University of South Alabama College of Medicine Mobile, AL
Benjamin Loftis, BS1, Robert Ousley, MD2, Phillip K. Henderson, DO, FACG1 1University of South Alabama College of Medicine, Mobile, AL; 2University of South Alabama, Mobile, AL Introduction: Hepatitis E virus (HEV) is an increasingly recognized cause of acute hepatitis in developed nations. Despite this, routine testing for HEV remains uncommon, leading to underdiagnosis and potential misclassification. In young, otherwise healthy patients, HEV can closely mimic autoimmune hepatitis (AIH), posing diagnostic challenges and increasing the risk of inappropriate immunosuppressive therapy.
Case Description/
Methods: A 22-year-old previously healthy female was referred to the Emergency Department for evaluation of elevated liver enzymes. She reported a one-week history of sore throat, oral ulcers, chills, night sweats, and recent travel to Mexico. She had been treated empirically with antibiotics, corticosteroids, and acyclovir. On exam, she was afebrile, hemodynamically stable, and without jaundice or right upper quadrant tenderness.
Laboratory studies revealed ALT 898 U/L, AST 336 U/L, ALP 323 U/L, and a gamma gap. An acute hepatitis panel (A, B, C) was negative. The differential included autoimmune hepatitis, drug-induced liver injury, Epstein-Barr virus, cytomegalovirus, Wilson’s disease, and alpha-1 antitrypsin deficiency. Autoimmune workup revealed a positive antinuclear antibody (ANA) titer, but anti-smooth muscle and anti-LKM1 antibodies were negative. An HEV IgM assay was ultimately performed and returned positive, confirming acute HEV infection. The patient was managed conservatively and referred to Gastroenterology for outpatient follow-up. Discussion: This case highlights the diagnostic overlap between HEV and autoimmune hepatitis, particularly in patients without classical risk factors for viral hepatitis. HEV infection has been reported to trigger autoantibody production and result in positive ANA titers. This production can further confound the clinical picture in differentiating HEV and AIH. In regions where HEV is not routinely screened, misdiagnosis may lead to unnecessary and potentially harmful treatment. Clinicians should maintain a high index of suspicion for HEV in patients with acute hepatitis and atypical or incomplete autoimmune markers, particularly those with relevant travel history. Incorporating HEV serologic testing into the workup of acute hepatitis may improve diagnostic accuracy and prevent inappropriate management.

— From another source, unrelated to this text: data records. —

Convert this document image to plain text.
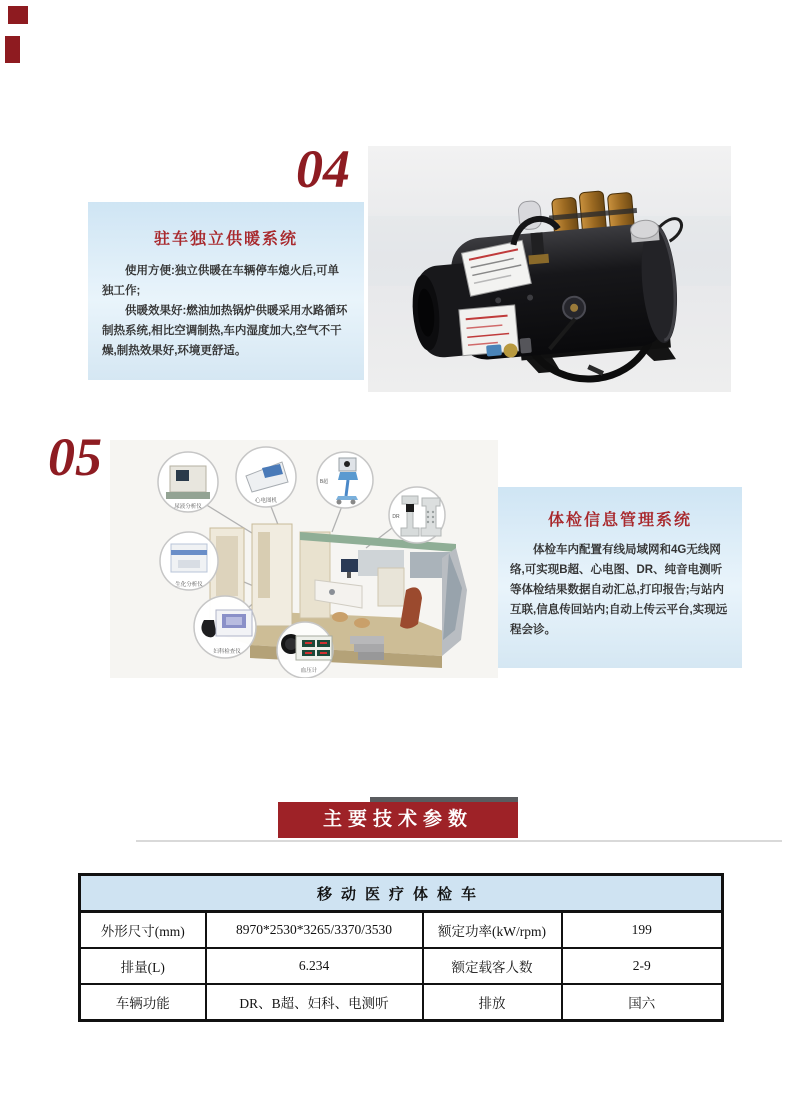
04
驻车独立供暖系统

使用方便:独立供暖在车辆停车熄火后,可单独工作;

供暖效果好:燃油加热锅炉供暖采用水路循环制热系统,相比空调制热,车内湿度加大,空气不干燥,制热效果好,环境更舒适。

05
尿液分析仪
心电图机
B超
DR
生化分析仪
妇科检查仪
血压计
体检信息管理系统

体检车内配置有线局域网和4G无线网络,可实现B超、心电图、DR、纯音电测听等体检结果数据自动汇总,打印报告;与站内互联,信息传回站内;自动上传云平台,实现远程会诊。

主要技术参数
移动医疗体检车			
外形尺寸(mm)	8970*2530*3265/3370/3530	额定功率(kW/rpm)	199
排量(L)	6.234	额定载客人数	2-9
车辆功能	DR、B超、妇科、电测听	排放	国六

"Generative AI was used to assist with language refinement in the preparation of this abstract. All clinical content and interpretation were developed and verified by the authors."
Disclosures: Benjamin Loftis indicated no relevant financial relationships. Robert Ousley indicated no relevant financial relationships. Phillip Henderson indicated no relevant financial relationships.
Benjamin Loftis, BS1, Robert Ousley, MD2, Phillip K. Henderson, DO, FACG1. P3847 - A Case of Hepatitis E Masquerading as Autoimmune Hepatitis, ACG 2025 Annual Scientific Meeting Abstracts. Phoenix, AZ: American College of Gastroenterology.